Die Beantwortung Ihrer Frage ist Teil eines Forschungsprojekts zur Verständlichkeit von grammatischen Erklärungen. Wir bitten Sie deshalb darum, im Anschluss an die Lektüre der Antwort die Tools zur Bewertung (Fragebogen, Sternchenfunktion, Antwortoption) zu nutzen.
In Ihrer Frage geht es darum, wie die
Possession, d.h. wie ein Besitzverhältnis, im Deutschen ausgedrückt werden kann und ob es eine bestimmte Regeln hinsichtlich der Reihung von Possessionsausdrücken gibt. Betrachten wir dazu zunächst die von Ihnen vorgeschlagenen Variationen.
Eine Möglichkeit anzugeben, von wem die entsprechenden Schriften stammen, ist ein
nachgestelltes Genitivattribut, wie Sie es im folgenden Satz formuliert haben:
Beispiel
(1) In Deutschland gingen aus den Schriften
Immanuel Kants (= Genitivattribut) und
der Neukantianer (= Genitivattribut) zahlreiche methodologische Debatten hervor.
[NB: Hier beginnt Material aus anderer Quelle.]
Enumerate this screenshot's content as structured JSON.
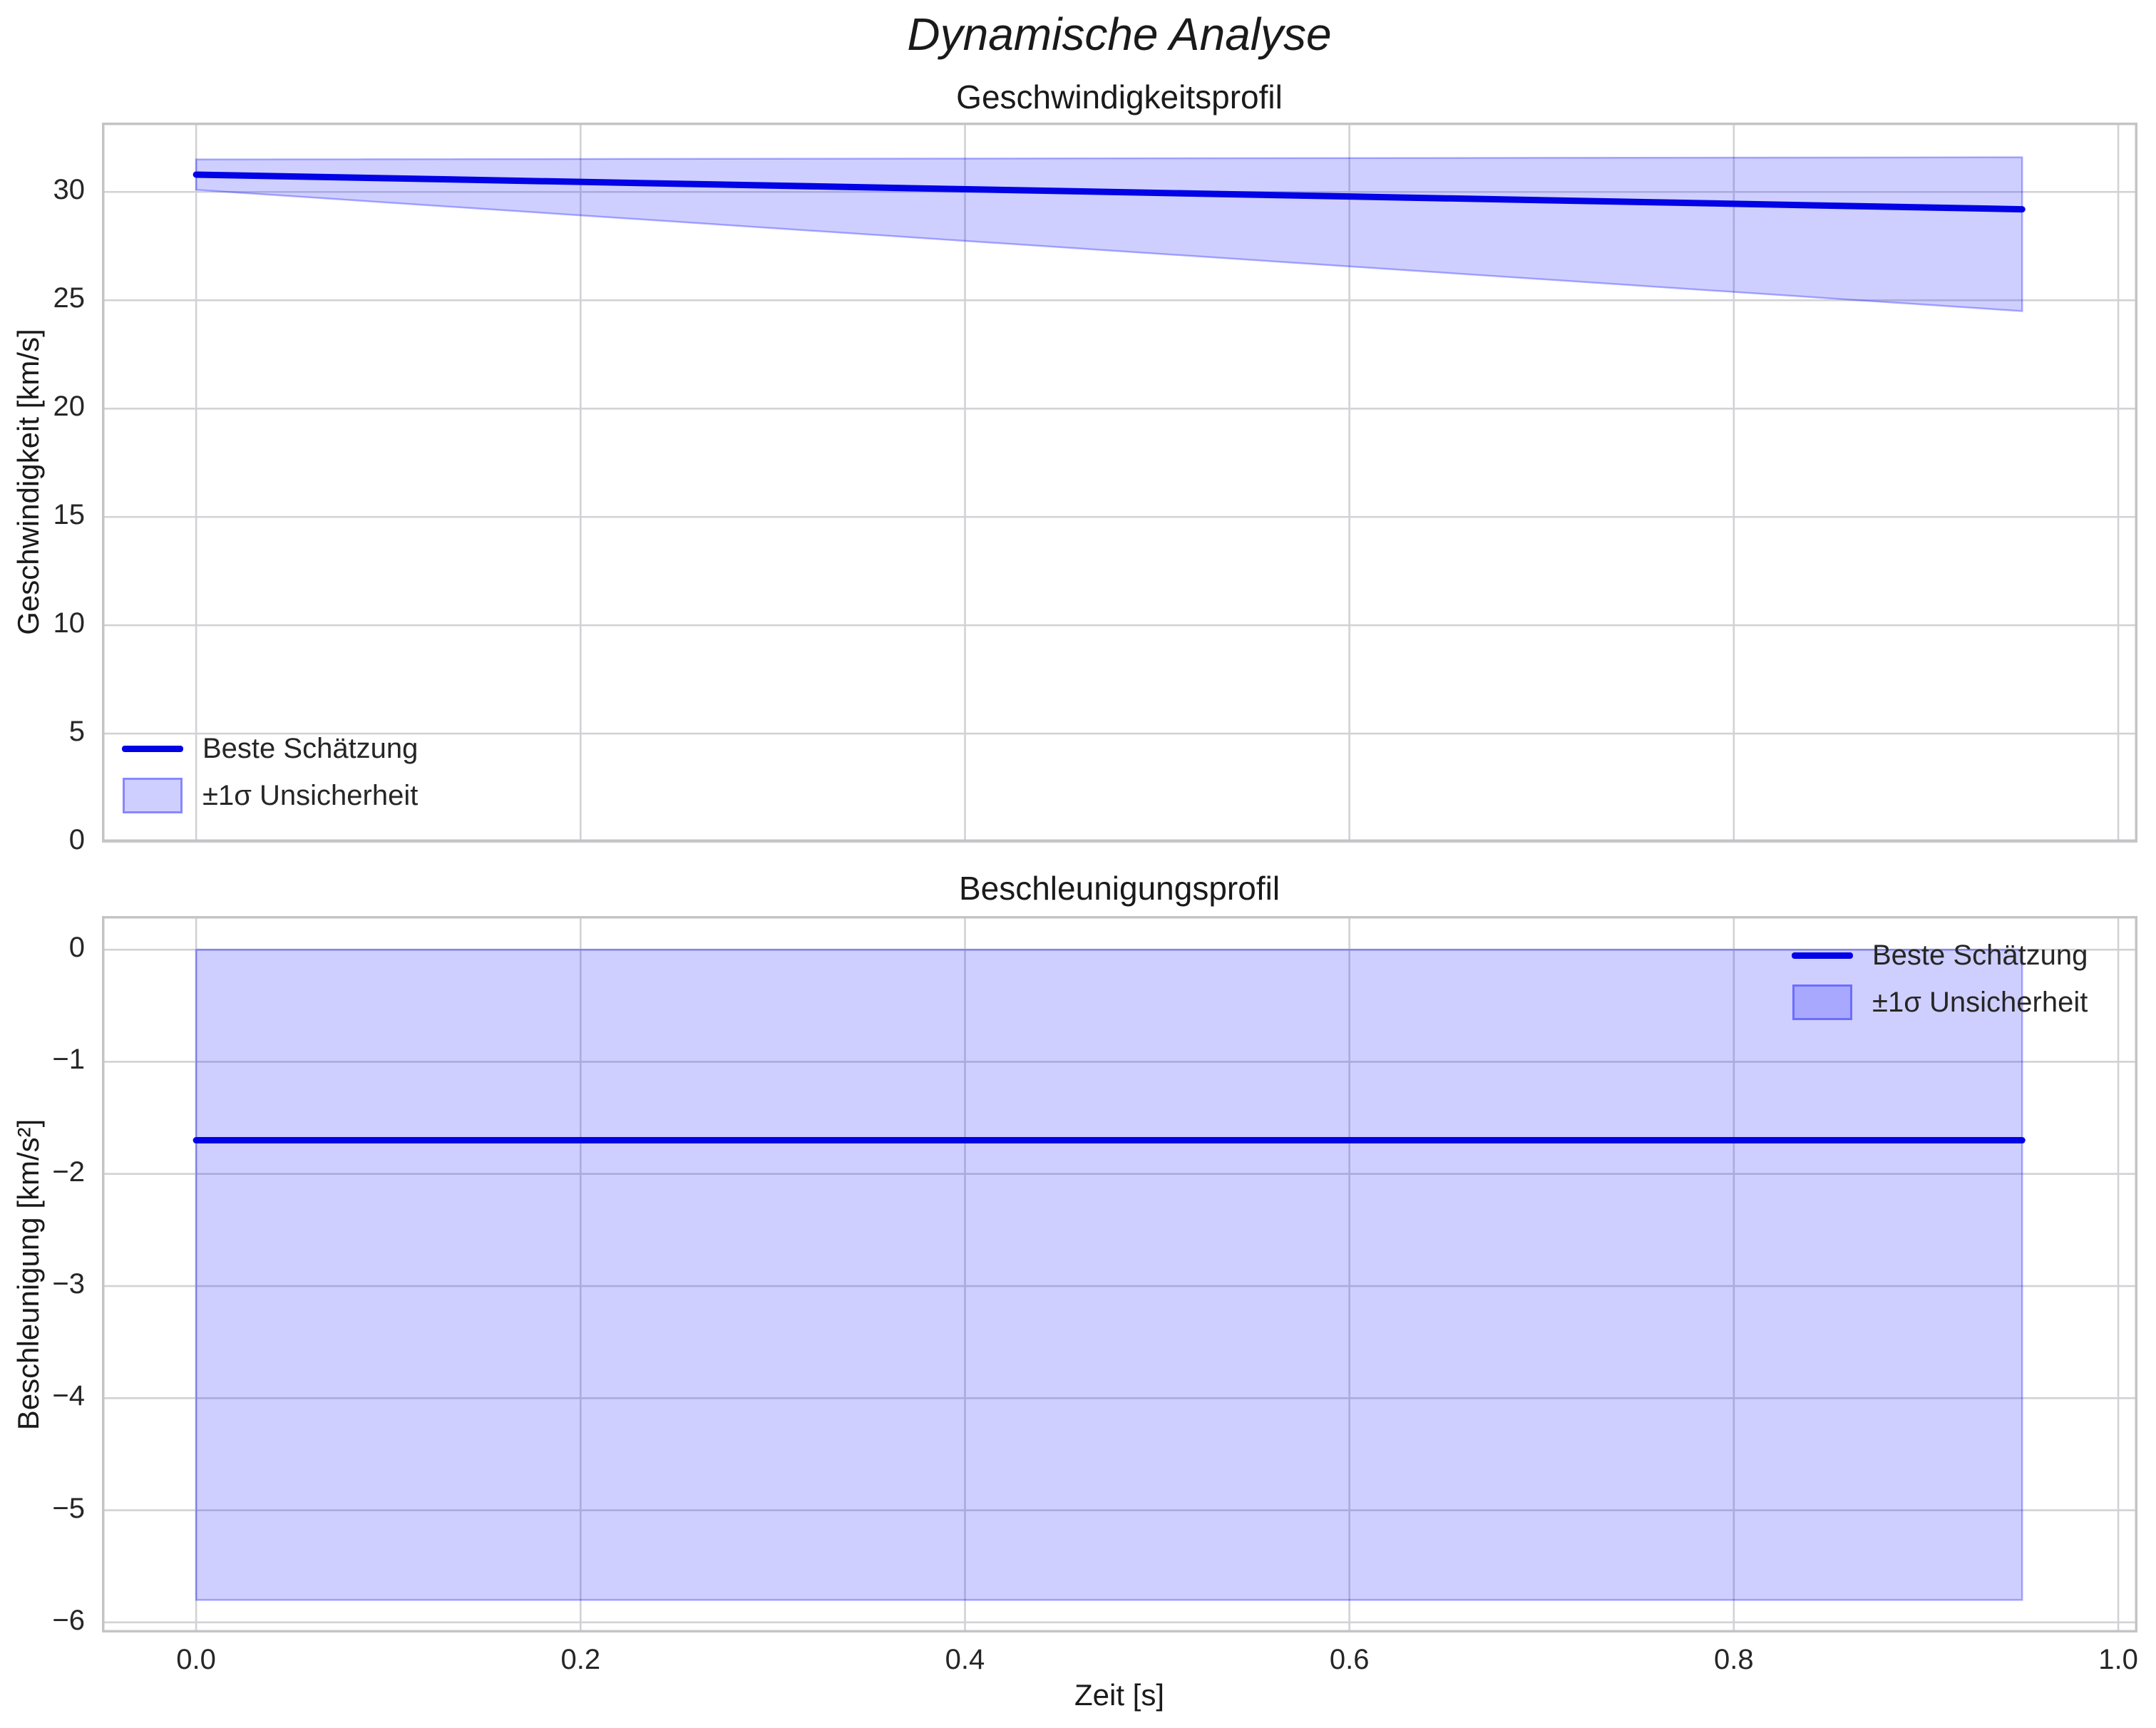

Eine andere Möglichkeit besteht darin mit einer
Präpositionalgruppe, die mit
von eingeleitet wird, anzugeben, um wessen Schriften es sich handelt. Formuliert man Ihren Beispielsatz jeweils mit einer Präpositionalgruppe, dann lautet er:
Beispiel
(2) In Deutschland gingen aus den Schriften
von Immanuel Kant und [den Schriften
von] den Neukantianern zahlreiche methodologische Debatten hervor.
Laut Dudengrammatik sind beide bisher skizzierten Varianten im Sprachgebrauch verbreitet und es bestehe weitestgehend freie Varianz. (Vgl. Dudengrammatik, Randnummer 1277) Wie verhält es sich aber nun mit der Möglichkeit, die grammatische Realisierung des Possessivums zu variieren?
Auch dazu bietet die Dudengrammatik eine Einschätzung. Es findet sich dort zunächst die folgende Regel: „
Bei Reihungen (Aufzählungen) sollte auf ein Attribut mit von kein Genitivattribut folgen; stattdessen ist paralleler Anschluss vorzuziehen.“ (Dudengrammatik, Randnummer 1277) Wendet man diese Regel auf Ihr Beispiel an, dann sollte folgende Konstruktion vermieden werden:
Beispiel
(3) In Deutschland gingen aus den Schriften von Immanuel Kant und der Neukantianer zahlreiche methodologische Debatten hervor.
Diese Regel der Dudengrammatik lässt sich dadurch erklären, dass der Eindruck entstehen könnte, dass der Kasus der Nominalgruppe
die Neukantianer von der Präposition
von regiert (festgelegt) wird. Dem würde die folgende Lesart zu Grunde liegen:
Beispiel
(3a) *In Deutschland gingen aus den Schriften von Immanuel Kant und [von] der Neukantianer zahlreiche methodologische Debatten hervor.
Nimmt man also an, dass auch beim zweiten Attribut die Präposition
von mitgedacht werden muss, dann liegt ein Kasusfehler vor, denn die Präposition
von verlangt den Dativ, die folgende Nominalgruppe steht aber im Genitiv. Dies ist aber so in dem Beispielsatz 3 nicht intendiert, sodass aus Gründen der Eindeutigkeit das zweite Glied der Koordination kein Genitivattribut sein sollte.
Stattdessen soll entweder auf die erste oder zweite hier skizzierte Variante zurückgegriffen werden. Darüber hinaus benennt die Dudengrammatik die folgende Regel: „
Bei der Abfolge Genitivphrase vor Präpositionalphrase gibt es keine derartige Einschränkung“. (Dudengrammatik, Randnummer 1277) D.h. die folgende Variante wäre nach Dudengrammatik ebenfalls unproblematisch:
Beispiel
(4) In Deutschland gingen aus den Schriften Immanuel Kants und von den Neukantianern zahlreiche methodologische Debatten hervor.
Neben der nachgestellten Variante des Genitivattributs, können Sie dies jedoch auch voran stellen, sodass es lautet:
Beispiel
(5) In Deutschland gingen aus Immanuel Kants Schriften und denen der Neukantianer zahlreiche methodologische Debatten hervor.